PENGARUH HARGA PASAR DAN BIAYA PRODUKSI TERHADAP LABA KOTOR DENGAN VOLUME PENJUALAN SEBAGAI VARIABEL MODERATING, PADA USAHA PETERNAKAN AYAM BROILER PT. DINAMIKA MEGATAMA CITRA CABANG MOJOKERTO
This research is an empirical study on broiler chicken farm in Nganjuk District Area, aims to prove the influence of market prices and production costs on gross profit, and proven the sales volume contribution to strengthening of the direct effect. Through such evidence will be seen also the direction and big influence on gross profit partially or simultaneously and directly or strengthened by sales volume. Changes in production costs will likely be in the opposite direction to the change in gross profit, but how the direction changes in the market price of the gross profit? As well as at what the level of the sales volume will be obtained an optimum gross profit. The things that must be answered and be a long-term goal of this research.

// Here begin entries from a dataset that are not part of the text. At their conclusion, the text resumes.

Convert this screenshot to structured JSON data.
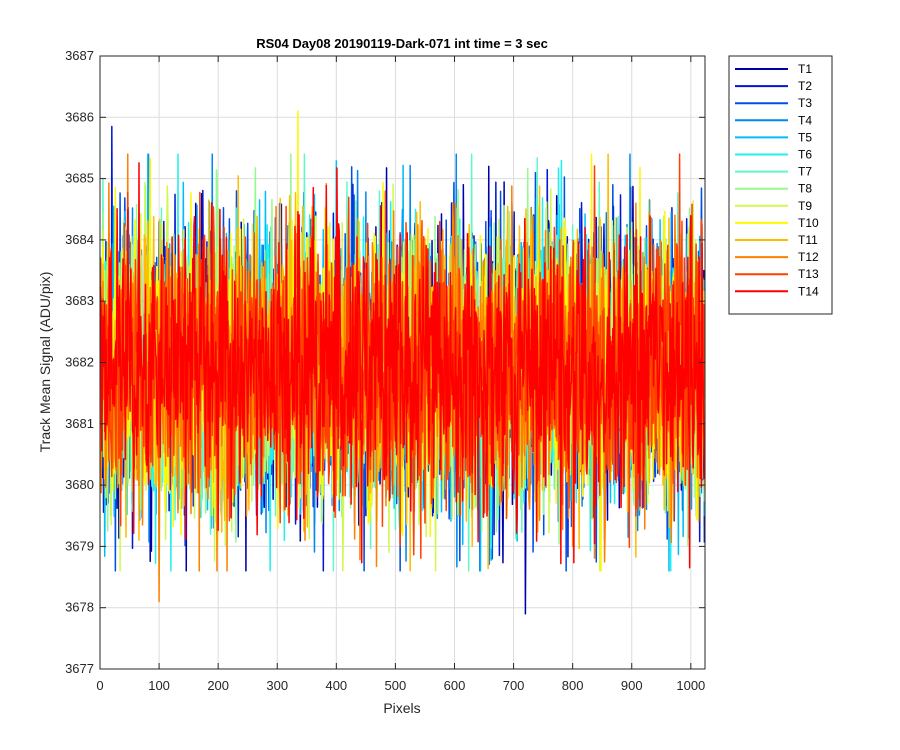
{
  "chart_data": {
    "type": "line",
    "title": "RS04 Day08 20190119-Dark-071 int time = 3 sec",
    "xlabel": "Pixels",
    "ylabel": "Track Mean Signal (ADU/pix)",
    "xlim": [
      0,
      1024
    ],
    "ylim": [
      3677,
      3687
    ],
    "xticks": [
      "0",
      "100",
      "200",
      "300",
      "400",
      "500",
      "600",
      "700",
      "800",
      "900",
      "1000"
    ],
    "yticks": [
      "3677",
      "3678",
      "3679",
      "3680",
      "3681",
      "3682",
      "3683",
      "3684",
      "3685",
      "3686",
      "3687"
    ],
    "grid": true,
    "legend_position": "outside-top-right",
    "n_points_per_series": 1024,
    "series_mean": 3681.9,
    "series_noise_sd": 1.1,
    "series": [
      {
        "name": "T1",
        "color": "#0000a8"
      },
      {
        "name": "T2",
        "color": "#0018d0"
      },
      {
        "name": "T3",
        "color": "#0050e8"
      },
      {
        "name": "T4",
        "color": "#0088f0"
      },
      {
        "name": "T5",
        "color": "#00bcf8"
      },
      {
        "name": "T6",
        "color": "#20f0f0"
      },
      {
        "name": "T7",
        "color": "#60f8c8"
      },
      {
        "name": "T8",
        "color": "#98f890"
      },
      {
        "name": "T9",
        "color": "#d0f850"
      },
      {
        "name": "T10",
        "color": "#fff800"
      },
      {
        "name": "T11",
        "color": "#ffbc00"
      },
      {
        "name": "T12",
        "color": "#ff8000"
      },
      {
        "name": "T13",
        "color": "#ff4000"
      },
      {
        "name": "T14",
        "color": "#ff0000"
      }
    ],
    "annotated_extremes": [
      {
        "series": "T2",
        "x": 20,
        "y": 3685.85
      },
      {
        "series": "T10",
        "x": 335,
        "y": 3686.1
      },
      {
        "series": "T1",
        "x": 720,
        "y": 3677.9
      },
      {
        "series": "T12",
        "x": 100,
        "y": 3678.1
      }
    ]
  }
}
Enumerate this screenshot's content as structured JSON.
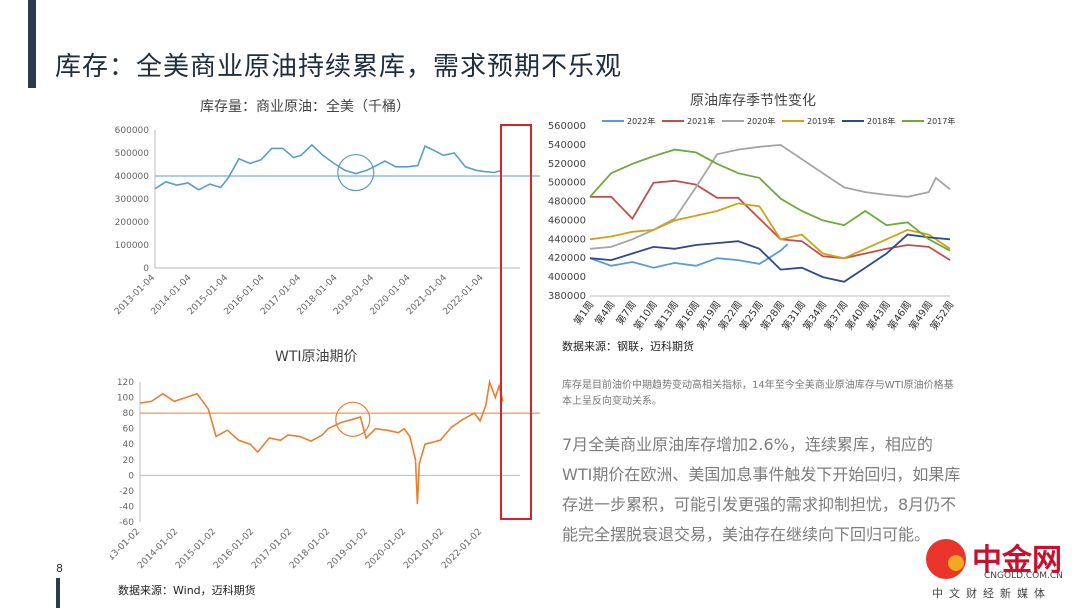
{
  "page": {
    "title": "库存：全美商业原油持续累库，需求预期不乐观",
    "page_number": "8",
    "source_left": "数据来源：Wind，迈科期货",
    "source_right": "数据来源：钢联，迈科期货",
    "small_note": "库存是目前油价中期趋势变动高相关指标，14年至今全美商业原油库存与WTI原油价格基本上呈反向变动关系。",
    "body_text": "7月全美商业原油库存增加2.6%，连续累库，相应的WTI期价在欧洲、美国加息事件触发下开始回归，如果库存进一步累积，可能引发更强的需求抑制担忧，8月仍不能完全摆脱衰退交易，美油存在继续向下回归可能。",
    "logo_text": "中金网",
    "logo_url": "CNGOLD.COM.CN",
    "logo_tagline": "中文财经新媒体",
    "colors": {
      "accent": "#2d3a4e",
      "highlight": "#d9232a"
    }
  },
  "chart_data": [
    {
      "type": "line",
      "title": "库存量：商业原油：全美（千桶）",
      "x_ticks": [
        "2013-01-04",
        "2014-01-04",
        "2015-01-04",
        "2016-01-04",
        "2017-01-04",
        "2018-01-04",
        "2019-01-04",
        "2020-01-04",
        "2021-01-04",
        "2022-01-04"
      ],
      "y_ticks": [
        "0",
        "100000",
        "200000",
        "300000",
        "400000",
        "500000",
        "600000"
      ],
      "ylim": [
        0,
        600000
      ],
      "xlim": [
        2013.0,
        2023.0
      ],
      "reference_line": 400000,
      "color": "#5b9bd5",
      "series": [
        {
          "values": [
            [
              2013.0,
              345000
            ],
            [
              2013.3,
              375000
            ],
            [
              2013.6,
              360000
            ],
            [
              2013.9,
              370000
            ],
            [
              2014.2,
              340000
            ],
            [
              2014.5,
              365000
            ],
            [
              2014.8,
              350000
            ],
            [
              2015.0,
              390000
            ],
            [
              2015.3,
              475000
            ],
            [
              2015.6,
              455000
            ],
            [
              2015.9,
              470000
            ],
            [
              2016.2,
              520000
            ],
            [
              2016.5,
              520000
            ],
            [
              2016.8,
              480000
            ],
            [
              2017.0,
              490000
            ],
            [
              2017.3,
              535000
            ],
            [
              2017.6,
              490000
            ],
            [
              2017.9,
              455000
            ],
            [
              2018.2,
              425000
            ],
            [
              2018.5,
              410000
            ],
            [
              2018.8,
              425000
            ],
            [
              2019.0,
              440000
            ],
            [
              2019.3,
              465000
            ],
            [
              2019.6,
              440000
            ],
            [
              2019.9,
              440000
            ],
            [
              2020.2,
              445000
            ],
            [
              2020.4,
              530000
            ],
            [
              2020.6,
              515000
            ],
            [
              2020.9,
              490000
            ],
            [
              2021.2,
              500000
            ],
            [
              2021.5,
              440000
            ],
            [
              2021.8,
              425000
            ],
            [
              2022.0,
              420000
            ],
            [
              2022.3,
              415000
            ],
            [
              2022.5,
              425000
            ]
          ]
        }
      ]
    },
    {
      "type": "line",
      "title": "WTI原油期价",
      "x_ticks": [
        "2013-01-02",
        "2014-01-02",
        "2015-01-02",
        "2016-01-02",
        "2017-01-02",
        "2018-01-02",
        "2019-01-02",
        "2020-01-02",
        "2021-01-02",
        "2022-01-02"
      ],
      "y_ticks": [
        "-60",
        "-40",
        "-20",
        "0",
        "20",
        "40",
        "60",
        "80",
        "100",
        "120"
      ],
      "ylim": [
        -60,
        120
      ],
      "xlim": [
        2013.0,
        2023.0
      ],
      "reference_line": 80,
      "color": "#ed7d31",
      "series": [
        {
          "values": [
            [
              2013.0,
              93
            ],
            [
              2013.3,
              95
            ],
            [
              2013.6,
              105
            ],
            [
              2013.9,
              95
            ],
            [
              2014.2,
              100
            ],
            [
              2014.5,
              105
            ],
            [
              2014.8,
              85
            ],
            [
              2015.0,
              50
            ],
            [
              2015.3,
              58
            ],
            [
              2015.6,
              45
            ],
            [
              2015.9,
              40
            ],
            [
              2016.1,
              30
            ],
            [
              2016.4,
              48
            ],
            [
              2016.7,
              45
            ],
            [
              2016.9,
              52
            ],
            [
              2017.2,
              50
            ],
            [
              2017.5,
              44
            ],
            [
              2017.8,
              52
            ],
            [
              2017.95,
              60
            ],
            [
              2018.3,
              68
            ],
            [
              2018.6,
              72
            ],
            [
              2018.8,
              75
            ],
            [
              2018.95,
              48
            ],
            [
              2019.2,
              60
            ],
            [
              2019.5,
              58
            ],
            [
              2019.8,
              55
            ],
            [
              2019.95,
              60
            ],
            [
              2020.1,
              50
            ],
            [
              2020.25,
              20
            ],
            [
              2020.3,
              -37
            ],
            [
              2020.35,
              15
            ],
            [
              2020.5,
              40
            ],
            [
              2020.9,
              45
            ],
            [
              2021.2,
              62
            ],
            [
              2021.5,
              72
            ],
            [
              2021.8,
              80
            ],
            [
              2021.95,
              70
            ],
            [
              2022.1,
              90
            ],
            [
              2022.2,
              120
            ],
            [
              2022.35,
              100
            ],
            [
              2022.45,
              115
            ],
            [
              2022.55,
              95
            ]
          ]
        }
      ]
    },
    {
      "type": "line",
      "title": "原油库存季节性变化",
      "x_ticks": [
        "第1周",
        "第4周",
        "第7周",
        "第10周",
        "第13周",
        "第16周",
        "第19周",
        "第22周",
        "第25周",
        "第28周",
        "第31周",
        "第34周",
        "第37周",
        "第40周",
        "第43周",
        "第46周",
        "第49周",
        "第52周"
      ],
      "y_ticks": [
        "380000",
        "400000",
        "420000",
        "440000",
        "460000",
        "480000",
        "500000",
        "520000",
        "540000",
        "560000"
      ],
      "ylim": [
        380000,
        560000
      ],
      "xlim": [
        1,
        52
      ],
      "legend_position": "top",
      "series": [
        {
          "name": "2022年",
          "color": "#5b9bd5",
          "values": [
            [
              1,
              420000
            ],
            [
              4,
              412000
            ],
            [
              7,
              416000
            ],
            [
              10,
              410000
            ],
            [
              13,
              415000
            ],
            [
              16,
              412000
            ],
            [
              19,
              420000
            ],
            [
              22,
              418000
            ],
            [
              25,
              414000
            ],
            [
              28,
              428000
            ],
            [
              29,
              435000
            ]
          ]
        },
        {
          "name": "2021年",
          "color": "#c0504d",
          "values": [
            [
              1,
              485000
            ],
            [
              4,
              485000
            ],
            [
              7,
              462000
            ],
            [
              10,
              500000
            ],
            [
              13,
              502000
            ],
            [
              16,
              498000
            ],
            [
              19,
              484000
            ],
            [
              22,
              484000
            ],
            [
              25,
              462000
            ],
            [
              28,
              440000
            ],
            [
              31,
              438000
            ],
            [
              34,
              422000
            ],
            [
              37,
              420000
            ],
            [
              40,
              425000
            ],
            [
              43,
              430000
            ],
            [
              46,
              434000
            ],
            [
              49,
              432000
            ],
            [
              52,
              418000
            ]
          ]
        },
        {
          "name": "2020年",
          "color": "#a5a5a5",
          "values": [
            [
              1,
              430000
            ],
            [
              4,
              432000
            ],
            [
              7,
              440000
            ],
            [
              10,
              450000
            ],
            [
              13,
              462000
            ],
            [
              16,
              495000
            ],
            [
              19,
              530000
            ],
            [
              22,
              535000
            ],
            [
              25,
              538000
            ],
            [
              28,
              540000
            ],
            [
              31,
              525000
            ],
            [
              34,
              510000
            ],
            [
              37,
              495000
            ],
            [
              40,
              490000
            ],
            [
              43,
              487000
            ],
            [
              46,
              485000
            ],
            [
              49,
              490000
            ],
            [
              50,
              505000
            ],
            [
              52,
              493000
            ]
          ]
        },
        {
          "name": "2019年",
          "color": "#d4a017",
          "values": [
            [
              1,
              440000
            ],
            [
              4,
              443000
            ],
            [
              7,
              448000
            ],
            [
              10,
              450000
            ],
            [
              13,
              460000
            ],
            [
              16,
              465000
            ],
            [
              19,
              470000
            ],
            [
              22,
              478000
            ],
            [
              25,
              475000
            ],
            [
              28,
              440000
            ],
            [
              31,
              445000
            ],
            [
              34,
              425000
            ],
            [
              37,
              420000
            ],
            [
              40,
              430000
            ],
            [
              43,
              440000
            ],
            [
              46,
              450000
            ],
            [
              49,
              445000
            ],
            [
              52,
              430000
            ]
          ]
        },
        {
          "name": "2018年",
          "color": "#2e4a8c",
          "values": [
            [
              1,
              420000
            ],
            [
              4,
              418000
            ],
            [
              7,
              425000
            ],
            [
              10,
              432000
            ],
            [
              13,
              430000
            ],
            [
              16,
              434000
            ],
            [
              19,
              436000
            ],
            [
              22,
              438000
            ],
            [
              25,
              430000
            ],
            [
              28,
              408000
            ],
            [
              31,
              410000
            ],
            [
              34,
              400000
            ],
            [
              37,
              395000
            ],
            [
              40,
              410000
            ],
            [
              43,
              425000
            ],
            [
              46,
              445000
            ],
            [
              49,
              442000
            ],
            [
              52,
              440000
            ]
          ]
        },
        {
          "name": "2017年",
          "color": "#70a83b",
          "values": [
            [
              1,
              485000
            ],
            [
              4,
              510000
            ],
            [
              7,
              520000
            ],
            [
              10,
              528000
            ],
            [
              13,
              535000
            ],
            [
              16,
              532000
            ],
            [
              19,
              520000
            ],
            [
              22,
              510000
            ],
            [
              25,
              505000
            ],
            [
              28,
              483000
            ],
            [
              31,
              470000
            ],
            [
              34,
              460000
            ],
            [
              37,
              455000
            ],
            [
              40,
              470000
            ],
            [
              43,
              455000
            ],
            [
              46,
              458000
            ],
            [
              49,
              440000
            ],
            [
              52,
              428000
            ]
          ]
        }
      ]
    }
  ]
}
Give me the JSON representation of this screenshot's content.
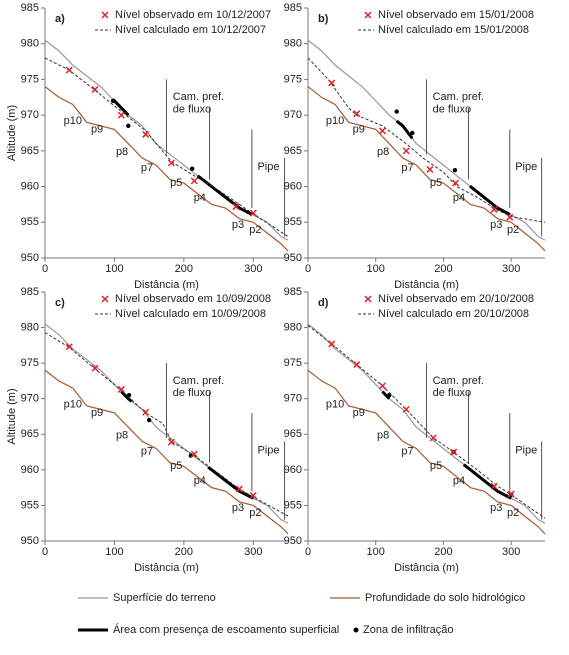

By knowing the direction and magnitude of the effect of market prices and production costs on gross profit that matched the volume of sales, either partially or simultaneously, is expected to provide greater benefits for company management in making strategic decisions. This study is the beginning of an effort to find harmony between the market price, the cost of production and sales volume, which results in optimal profit. To find the harmony of market prices, production costs and the sales volume, the necessary follow-up studies found an optimal contribution in generating profits.
The material of the study include the gross profit is affected by the market price and production costs to match the volume of sales. The data analyzed in this study is quantitative data obtained through documentation study and interviews. Samples were taken based on each harvest five times each year, for three years, as many as five breeder.
Findings from this study indicate that: (1) In order to avoid a negative effect on profits, management efforts to increase the prices, costs of production and sales volume, must be of equal value; (2) The sales volume can moderate the effect of production costs on gross profit, but can not moderate influence on the market price of the gross profit.